Three years later and four years ago this past week, March 15, 2013, I wrote another article, “Street Level View Shows City Roadways Failing At Alarming Numbers.”
I write: “In early February the Nichols report came out showing the city’s Pavement Condition Index (PCI) was far lower than previously believed. The average was 62, which puts the network in the fair condition category with a significant portion of the network suffering from ‘load-related distresses.’”
That article, once again, only generated two comments.
Back in 2013, the city commissioned Nichols Consulting to look into the roads.
“’Deferred maintenance’ or ‘Unfunded backlog’ consists of pavement maintenance that is needed, but cannot be performed due to lack of funding. These terms are often used interchangeably.
“Shrinking budgets have forced many cities and counties to defer much-needed road maintenance. By deferring maintenance, not only does the frequency of citizens’ complaints about the condition of the network increase, but the cost to repair these streets rises as well.”
Page 10 of the Nichols report that came out in early February lays it out.
They write, “History has shown that it costs much less to maintain streets in good condition than to repair streets that have failed. By allowing pavements to deteriorate, streets that once cost $4/sy to slurry seal may soon cost $14-$27/sy to overlay and $61-$81/sy to reconstruct.”
This is the critical point: “In other words, delays in repairs can result in costs increasing as much as 20-fold.”
That was four years ago. The good news is that the city has put more funding into the roads. As recently as the 2011-12 budget, the city put no money toward road repairs. That’s right – two years after Bob Clarke’s initial report detailing a $3 million a year need, no money was allocated for roads.
In 2010, the PCI was believed to be 71. By 2013, a more intensive survey found it to be a good deal worse, at 62. Four years later, the number is still only 63, despite the city pumping in $4 million a year.
As you can see, from the increased costs of the road repair as further decay occurs – a drop in PCI by 8 points means millions and probably tens of millions in increased costs.
The Enterprise editorial today notes that roads are “just one parameter.” But they are “emblematic of our long-term infrastructure dilemma.
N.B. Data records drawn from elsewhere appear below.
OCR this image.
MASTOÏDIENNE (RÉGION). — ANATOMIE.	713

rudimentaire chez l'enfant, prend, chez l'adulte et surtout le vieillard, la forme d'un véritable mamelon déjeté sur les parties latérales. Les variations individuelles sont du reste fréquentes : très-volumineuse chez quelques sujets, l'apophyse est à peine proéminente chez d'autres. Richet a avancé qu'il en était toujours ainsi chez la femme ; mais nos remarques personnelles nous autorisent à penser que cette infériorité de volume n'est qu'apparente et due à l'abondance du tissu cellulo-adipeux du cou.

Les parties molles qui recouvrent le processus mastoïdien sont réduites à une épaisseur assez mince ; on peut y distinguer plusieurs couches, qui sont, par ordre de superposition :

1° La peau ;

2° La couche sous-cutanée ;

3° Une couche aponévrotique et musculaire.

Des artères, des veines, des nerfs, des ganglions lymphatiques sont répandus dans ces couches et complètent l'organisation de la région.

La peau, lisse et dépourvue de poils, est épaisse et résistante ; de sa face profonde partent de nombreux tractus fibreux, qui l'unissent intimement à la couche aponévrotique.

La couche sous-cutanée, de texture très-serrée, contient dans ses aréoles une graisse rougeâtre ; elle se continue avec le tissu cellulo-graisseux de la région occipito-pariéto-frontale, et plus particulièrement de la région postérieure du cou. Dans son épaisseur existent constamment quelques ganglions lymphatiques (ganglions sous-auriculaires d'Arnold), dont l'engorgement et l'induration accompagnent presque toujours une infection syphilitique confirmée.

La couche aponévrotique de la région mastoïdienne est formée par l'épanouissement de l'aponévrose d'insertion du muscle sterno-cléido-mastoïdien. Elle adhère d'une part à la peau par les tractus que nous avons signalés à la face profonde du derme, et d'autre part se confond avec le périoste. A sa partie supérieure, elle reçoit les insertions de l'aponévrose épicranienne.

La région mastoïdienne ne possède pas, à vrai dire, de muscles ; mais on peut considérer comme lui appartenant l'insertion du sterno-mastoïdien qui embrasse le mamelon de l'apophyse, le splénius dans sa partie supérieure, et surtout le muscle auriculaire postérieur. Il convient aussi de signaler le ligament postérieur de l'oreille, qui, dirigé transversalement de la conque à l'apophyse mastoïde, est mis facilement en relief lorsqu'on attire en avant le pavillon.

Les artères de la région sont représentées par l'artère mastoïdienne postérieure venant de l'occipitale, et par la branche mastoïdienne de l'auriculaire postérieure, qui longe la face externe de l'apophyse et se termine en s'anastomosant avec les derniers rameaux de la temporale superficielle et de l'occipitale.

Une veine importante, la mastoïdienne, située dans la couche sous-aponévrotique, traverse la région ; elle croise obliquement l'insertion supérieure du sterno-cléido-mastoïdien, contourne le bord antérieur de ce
Ask around and you’ll find that everyone wants better streets, but it’s difficult to muster the political will to pay for them, especially in the absence of hard data.”
Hard data? We had a consulting report in 2013. No one disputed it at the time. The council even scrounged up $4 million in annual general fund money within a year to put toward roads.
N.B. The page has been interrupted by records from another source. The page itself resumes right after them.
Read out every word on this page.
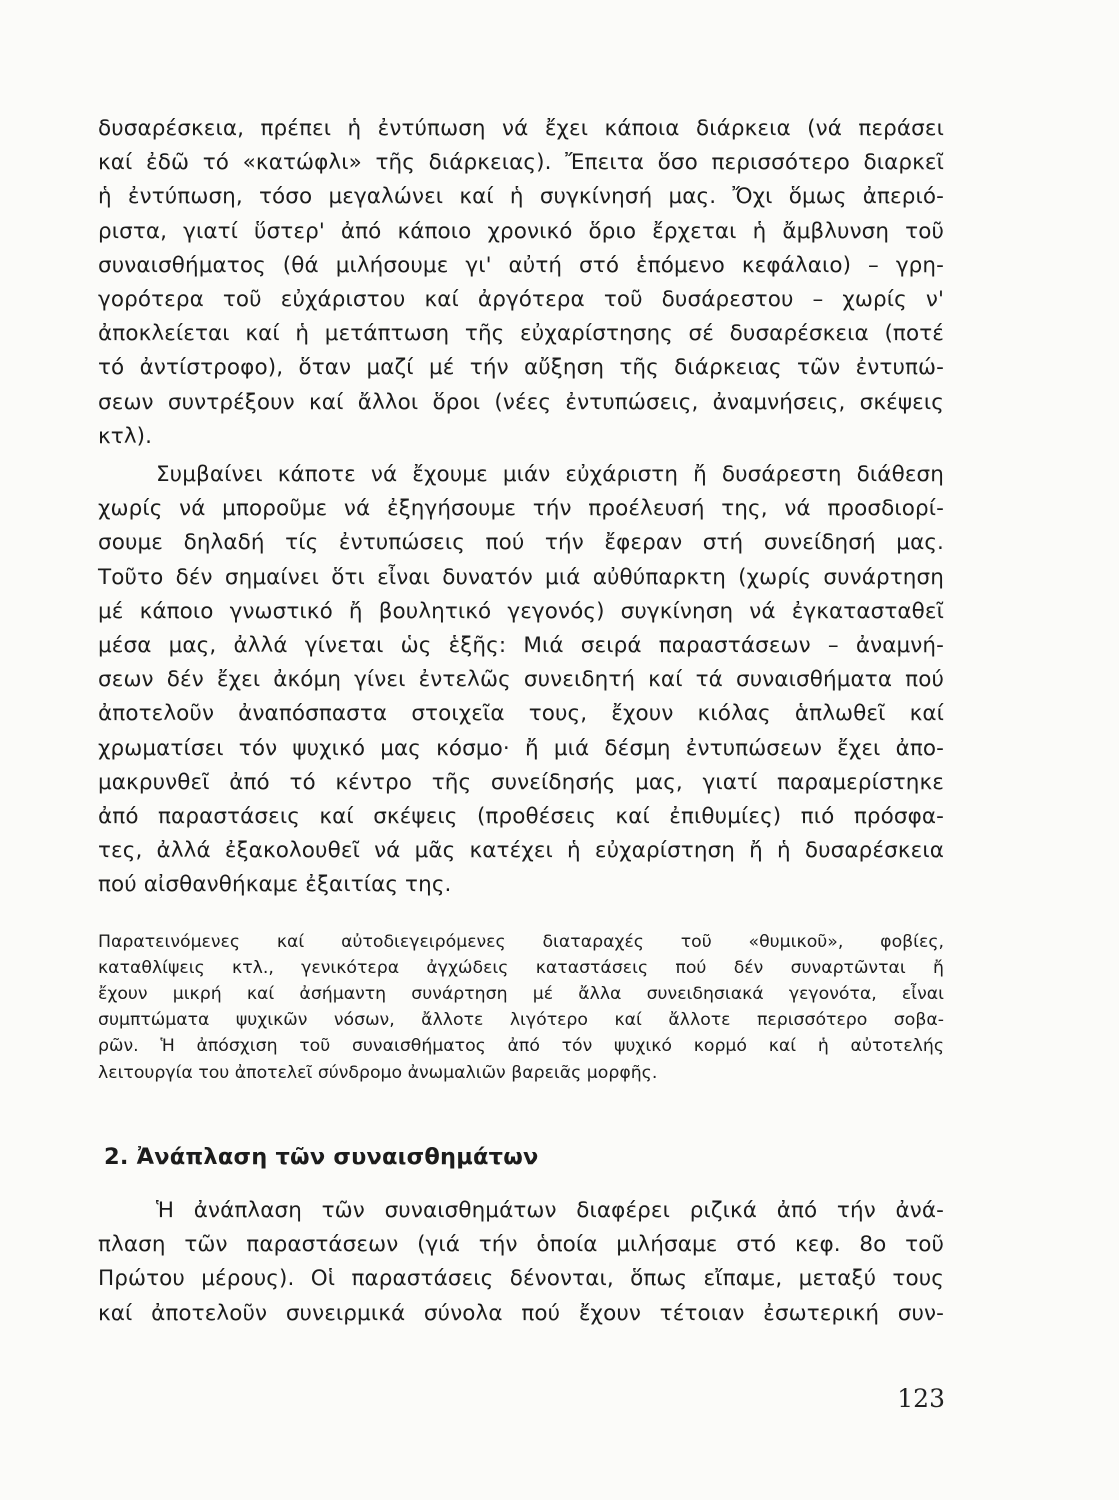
δυσαρέσκεια, πρέπει ἡ ἐντύπωση νά ἔχει κάποια διάρκεια (νά περάσει
καί ἐδῶ τό «κατώφλι» τῆς διάρκειας). Ἔπειτα ὅσο περισσότερο διαρκεῖ
ἡ ἐντύπωση, τόσο μεγαλώνει καί ἡ συγκίνησή μας. Ὄχι ὅμως ἀπεριό-
ριστα, γιατί ὕστερ' ἀπό κάποιο χρονικό ὅριο ἔρχεται ἡ ἄμβλυνση τοῦ
συναισθήματος (θά μιλήσουμε γι' αὐτή στό ἑπόμενο κεφάλαιο) – γρη-
γορότερα τοῦ εὐχάριστου καί ἀργότερα τοῦ δυσάρεστου – χωρίς ν'
ἀποκλείεται καί ἡ μετάπτωση τῆς εὐχαρίστησης σέ δυσαρέσκεια (ποτέ
τό ἀντίστροφο), ὅταν μαζί μέ τήν αὔξηση τῆς διάρκειας τῶν ἐντυπώ-
σεων συντρέξουν καί ἄλλοι ὅροι (νέες ἐντυπώσεις, ἀναμνήσεις, σκέψεις
κτλ).

Συμβαίνει κάποτε νά ἔχουμε μιάν εὐχάριστη ἤ δυσάρεστη διάθεση
χωρίς νά μποροῦμε νά ἐξηγήσουμε τήν προέλευσή της, νά προσδιορί-
σουμε δηλαδή τίς ἐντυπώσεις πού τήν ἔφεραν στή συνείδησή μας.
Τοῦτο δέν σημαίνει ὅτι εἶναι δυνατόν μιά αὐθύπαρκτη (χωρίς συνάρτηση
μέ κάποιο γνωστικό ἤ βουλητικό γεγονός) συγκίνηση νά ἐγκατασταθεῖ
μέσα μας, ἀλλά γίνεται ὡς ἑξῆς: Μιά σειρά παραστάσεων – ἀναμνή-
σεων δέν ἔχει ἀκόμη γίνει ἐντελῶς συνειδητή καί τά συναισθήματα πού
ἀποτελοῦν ἀναπόσπαστα στοιχεῖα τους, ἔχουν κιόλας ἁπλωθεῖ καί
χρωματίσει τόν ψυχικό μας κόσμο· ἤ μιά δέσμη ἐντυπώσεων ἔχει ἀπο-
μακρυνθεῖ ἀπό τό κέντρο τῆς συνείδησής μας, γιατί παραμερίστηκε
ἀπό παραστάσεις καί σκέψεις (προθέσεις καί ἐπιθυμίες) πιό πρόσφα-
τες, ἀλλά ἐξακολουθεῖ νά μᾶς κατέχει ἡ εὐχαρίστηση ἤ ἡ δυσαρέσκεια
πού αἰσθανθήκαμε ἐξαιτίας της.

Παρατεινόμενες καί αὐτοδιεγειρόμενες διαταραχές τοῦ «θυμικοῦ», φοβίες,
καταθλίψεις κτλ., γενικότερα ἀγχώδεις καταστάσεις πού δέν συναρτῶνται ἤ
ἔχουν μικρή καί ἀσήμαντη συνάρτηση μέ ἄλλα συνειδησιακά γεγονότα, εἶναι
συμπτώματα ψυχικῶν νόσων, ἄλλοτε λιγότερο καί ἄλλοτε περισσότερο σοβα-
ρῶν. Ἡ ἀπόσχιση τοῦ συναισθήματος ἀπό τόν ψυχικό κορμό καί ἡ αὐτοτελής
λειτουργία του ἀποτελεῖ σύνδρομο ἀνωμαλιῶν βαρειᾶς μορφῆς.

2. Ἀνάπλαση τῶν συναισθημάτων

Ἡ ἀνάπλαση τῶν συναισθημάτων διαφέρει ριζικά ἀπό τήν ἀνά-
πλαση τῶν παραστάσεων (γιά τήν ὁποία μιλήσαμε στό κεφ. 8ο τοῦ
Πρώτου μέρους). Οἱ παραστάσεις δένονται, ὅπως εἴπαμε, μεταξύ τους
καί ἀποτελοῦν συνειρμικά σύνολα πού ἔχουν τέτοιαν ἐσωτερική συν-

123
But the reality of knowing “is only half the battle.”
Writes the Enterprise, “Once we know what our future liabilities are, and what sort of self-taxing we’re going to need to address them, will we the voters, and the leaders we elect, be willing to make the hard decisions to get our finances in order?”
They go further, “In particular, will politicians from a strongly Democratic city in a strongly Democratic state be willing to take on the public-employee unions and rein in our ever-ballooning pension costs?”
They conclude: “Passing a resolution against the Dakota Access Pipeline is easy; fixing our infrastructure backlog will be less so. And it will happen only if an informed citizenry demands it.”
We have hope today because, for once, the local newspaper is reporting the reality of our situation.
But this isn’t just about the city council willing to make hard decisions by taking on public-employee unions – that’s just a small amount of our costs.
Since 2014 when the voters passed a half-cent sales tax, council has debated over revenue measures in July 2014 and, again in February 2016, the council deferred putting an infrastructure measure on the ballot over a combination of a lack of agreement on the form and amount and goals and a lack of urgency.
How much money in deferred maintenance have those decisions cost?
And, of course, the city has to find ways to grow the economy. The Enterprise needs to do the full math here, because cutting employee costs isn’t coming close to solving our problems.
But at least this is a start. As I say again, “Welcome to the party.”